I came across these in the code and I am wondering what they mean.

const { components, Ci, Cr, Cu, CC } = require("chrome");

This seems to indicate that the C stands for chrome. But that’s all I can read into that. :slight_smile: What’s the background?

These are structures to interface with XPCOM. Ci is a shorthand for Components.interfaces, Cr for Components.results, Cu for Components.utils and CC for Components.Constructor. I don’t think documentation for them has made it to https://firefox-source-docs.mozilla.org yet, so you can find the old MDN content at https://github.com/mdn/archived-content/tree/main/files/en-us/mozilla/tech/xpcom/language_bindings

There is some information about XPCOM here but it does indeed not seem to include an answer to my question.

To maybe copy a bit from the components.interfaces docs in that repo:

Components.interfaces is a read-only object whose properties implement the nsIJSIID interface. Each object represents one of the XPCOM interfaces – that some component or another might or might not implement. It reflects only those interfaces which have been designated in their .idl description as scriptable , that is the interfaces which XPConnect is capable of reflecting into JavaScript.

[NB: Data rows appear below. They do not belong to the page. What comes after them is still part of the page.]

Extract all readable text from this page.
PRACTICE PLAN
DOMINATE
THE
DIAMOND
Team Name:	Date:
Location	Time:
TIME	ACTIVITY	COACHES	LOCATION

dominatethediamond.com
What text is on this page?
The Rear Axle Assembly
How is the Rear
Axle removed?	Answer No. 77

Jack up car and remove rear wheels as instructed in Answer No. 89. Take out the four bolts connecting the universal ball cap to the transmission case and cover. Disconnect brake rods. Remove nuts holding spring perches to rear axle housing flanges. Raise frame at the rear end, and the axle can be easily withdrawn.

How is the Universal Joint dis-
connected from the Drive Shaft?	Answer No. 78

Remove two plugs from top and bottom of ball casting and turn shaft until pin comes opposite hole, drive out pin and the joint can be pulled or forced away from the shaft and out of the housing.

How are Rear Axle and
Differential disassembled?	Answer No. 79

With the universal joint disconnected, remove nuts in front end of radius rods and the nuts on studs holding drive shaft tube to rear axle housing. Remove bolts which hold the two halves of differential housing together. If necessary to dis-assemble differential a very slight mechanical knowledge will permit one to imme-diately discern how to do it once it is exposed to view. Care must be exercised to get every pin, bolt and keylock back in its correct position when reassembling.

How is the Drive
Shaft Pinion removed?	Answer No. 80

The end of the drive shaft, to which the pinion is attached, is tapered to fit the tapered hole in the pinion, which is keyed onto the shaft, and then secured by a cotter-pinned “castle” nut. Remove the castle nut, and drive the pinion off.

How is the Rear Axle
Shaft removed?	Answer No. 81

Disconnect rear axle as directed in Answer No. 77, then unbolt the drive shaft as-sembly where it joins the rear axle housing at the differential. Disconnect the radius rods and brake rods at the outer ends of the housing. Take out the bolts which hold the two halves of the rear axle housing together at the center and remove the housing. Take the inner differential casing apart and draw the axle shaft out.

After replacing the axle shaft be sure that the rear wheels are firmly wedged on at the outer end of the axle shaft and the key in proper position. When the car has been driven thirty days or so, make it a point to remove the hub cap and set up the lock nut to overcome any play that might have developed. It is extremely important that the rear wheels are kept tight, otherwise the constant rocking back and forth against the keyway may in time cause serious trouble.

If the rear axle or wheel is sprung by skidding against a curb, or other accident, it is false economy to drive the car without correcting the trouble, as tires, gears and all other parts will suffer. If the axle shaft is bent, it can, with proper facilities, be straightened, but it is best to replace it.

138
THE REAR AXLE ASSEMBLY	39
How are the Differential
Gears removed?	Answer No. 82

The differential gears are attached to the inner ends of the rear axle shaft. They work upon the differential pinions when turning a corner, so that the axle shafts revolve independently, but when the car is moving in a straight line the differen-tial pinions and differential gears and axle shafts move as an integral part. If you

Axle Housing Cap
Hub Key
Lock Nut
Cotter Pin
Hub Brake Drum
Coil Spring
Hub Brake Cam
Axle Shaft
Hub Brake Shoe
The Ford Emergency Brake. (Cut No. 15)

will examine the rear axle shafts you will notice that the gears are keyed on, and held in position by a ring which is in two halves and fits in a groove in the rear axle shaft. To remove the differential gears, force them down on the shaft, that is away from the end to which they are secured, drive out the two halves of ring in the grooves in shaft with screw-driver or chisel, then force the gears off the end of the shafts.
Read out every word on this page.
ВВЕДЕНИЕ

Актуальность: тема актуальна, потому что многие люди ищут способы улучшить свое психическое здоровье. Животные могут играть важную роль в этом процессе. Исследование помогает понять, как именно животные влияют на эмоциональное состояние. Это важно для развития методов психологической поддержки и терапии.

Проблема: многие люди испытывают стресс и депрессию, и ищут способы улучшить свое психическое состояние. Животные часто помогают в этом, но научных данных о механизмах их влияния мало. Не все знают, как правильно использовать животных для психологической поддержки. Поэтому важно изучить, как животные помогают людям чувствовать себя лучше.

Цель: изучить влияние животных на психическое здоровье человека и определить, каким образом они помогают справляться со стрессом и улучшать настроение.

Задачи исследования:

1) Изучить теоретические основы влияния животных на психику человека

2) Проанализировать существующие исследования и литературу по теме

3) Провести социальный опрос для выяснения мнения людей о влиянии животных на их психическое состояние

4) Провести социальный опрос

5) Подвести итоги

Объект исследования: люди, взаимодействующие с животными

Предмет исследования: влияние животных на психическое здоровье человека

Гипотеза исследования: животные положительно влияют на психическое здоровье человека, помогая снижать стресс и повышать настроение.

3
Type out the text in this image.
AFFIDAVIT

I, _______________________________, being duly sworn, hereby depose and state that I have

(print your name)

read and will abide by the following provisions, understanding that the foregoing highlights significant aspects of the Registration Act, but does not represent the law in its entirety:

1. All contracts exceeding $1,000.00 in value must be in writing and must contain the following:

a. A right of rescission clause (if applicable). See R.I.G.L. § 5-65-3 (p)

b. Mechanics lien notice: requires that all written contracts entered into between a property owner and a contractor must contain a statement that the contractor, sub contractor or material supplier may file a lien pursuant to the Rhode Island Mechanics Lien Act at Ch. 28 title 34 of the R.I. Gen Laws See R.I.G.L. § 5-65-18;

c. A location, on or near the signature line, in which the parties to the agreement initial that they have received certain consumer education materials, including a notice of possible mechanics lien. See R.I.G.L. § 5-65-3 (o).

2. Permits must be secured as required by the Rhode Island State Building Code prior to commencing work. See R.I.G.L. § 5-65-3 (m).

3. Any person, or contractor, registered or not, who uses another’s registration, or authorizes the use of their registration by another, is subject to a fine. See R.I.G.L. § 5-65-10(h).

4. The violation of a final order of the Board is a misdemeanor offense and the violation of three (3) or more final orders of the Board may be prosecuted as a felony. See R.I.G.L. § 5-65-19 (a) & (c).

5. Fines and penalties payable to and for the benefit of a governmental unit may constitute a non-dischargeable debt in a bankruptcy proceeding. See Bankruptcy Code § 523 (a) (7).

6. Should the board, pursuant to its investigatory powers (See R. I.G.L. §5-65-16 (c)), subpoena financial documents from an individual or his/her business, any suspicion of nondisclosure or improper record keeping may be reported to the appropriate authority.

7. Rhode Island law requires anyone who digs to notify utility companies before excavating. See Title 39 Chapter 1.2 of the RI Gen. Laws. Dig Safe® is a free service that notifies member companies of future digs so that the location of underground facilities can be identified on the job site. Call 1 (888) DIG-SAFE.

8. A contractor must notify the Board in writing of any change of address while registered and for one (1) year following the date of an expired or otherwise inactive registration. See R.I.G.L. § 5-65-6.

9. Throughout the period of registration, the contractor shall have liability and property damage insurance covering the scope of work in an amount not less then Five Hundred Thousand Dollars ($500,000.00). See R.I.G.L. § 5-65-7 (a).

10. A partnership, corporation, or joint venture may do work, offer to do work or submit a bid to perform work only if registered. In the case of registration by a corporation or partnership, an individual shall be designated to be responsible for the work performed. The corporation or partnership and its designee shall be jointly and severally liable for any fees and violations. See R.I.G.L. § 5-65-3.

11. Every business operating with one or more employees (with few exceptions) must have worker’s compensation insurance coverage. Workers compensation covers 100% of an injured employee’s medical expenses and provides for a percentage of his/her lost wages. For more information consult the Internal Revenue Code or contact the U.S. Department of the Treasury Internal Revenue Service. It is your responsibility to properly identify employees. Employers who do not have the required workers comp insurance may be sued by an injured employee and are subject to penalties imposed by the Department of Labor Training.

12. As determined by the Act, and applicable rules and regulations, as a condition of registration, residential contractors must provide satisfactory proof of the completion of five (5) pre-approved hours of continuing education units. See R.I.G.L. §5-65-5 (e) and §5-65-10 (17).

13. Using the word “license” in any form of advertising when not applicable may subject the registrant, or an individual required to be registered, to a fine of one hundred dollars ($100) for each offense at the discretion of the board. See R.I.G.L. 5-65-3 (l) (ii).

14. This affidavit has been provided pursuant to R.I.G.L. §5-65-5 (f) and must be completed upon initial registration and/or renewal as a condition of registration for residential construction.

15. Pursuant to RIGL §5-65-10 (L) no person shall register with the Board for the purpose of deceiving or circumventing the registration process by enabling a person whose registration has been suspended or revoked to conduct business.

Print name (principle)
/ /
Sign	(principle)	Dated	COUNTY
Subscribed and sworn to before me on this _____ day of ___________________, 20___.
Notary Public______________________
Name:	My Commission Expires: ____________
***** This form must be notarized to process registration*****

Properties of the Components.interfaces object are used where XPCOM methods expect a parameter of type nsID . This includes nsISupports.QueryInterface() , the optional parameter accepted by nsIJSCID.getService() , nsIJSCID.createInstance() when called from JavaScript, and nsIClassInfo.getInterfaces() .

The properties of the Components.interfaces object can be enumerated using a for…in loop.

So what happens for example here:

const imageTools = Cc["@mozilla.org/image/tools;1"].getService(Ci.imgITools);

seems to be that Cc creates a new XPCOM object which is then used via the interface Ci.imgITools.

Is that about right?

getService creates a reference to a service, which is a singleton-like structure in XPCOM. To get a separate instance you’d use createInstance as mentioned in your quote. The interface you pass in is the interface the XPCOM wrappers will expose, the underlying service/component may also implement other interfaces that will not be available (but you can use QueryInterface to add them).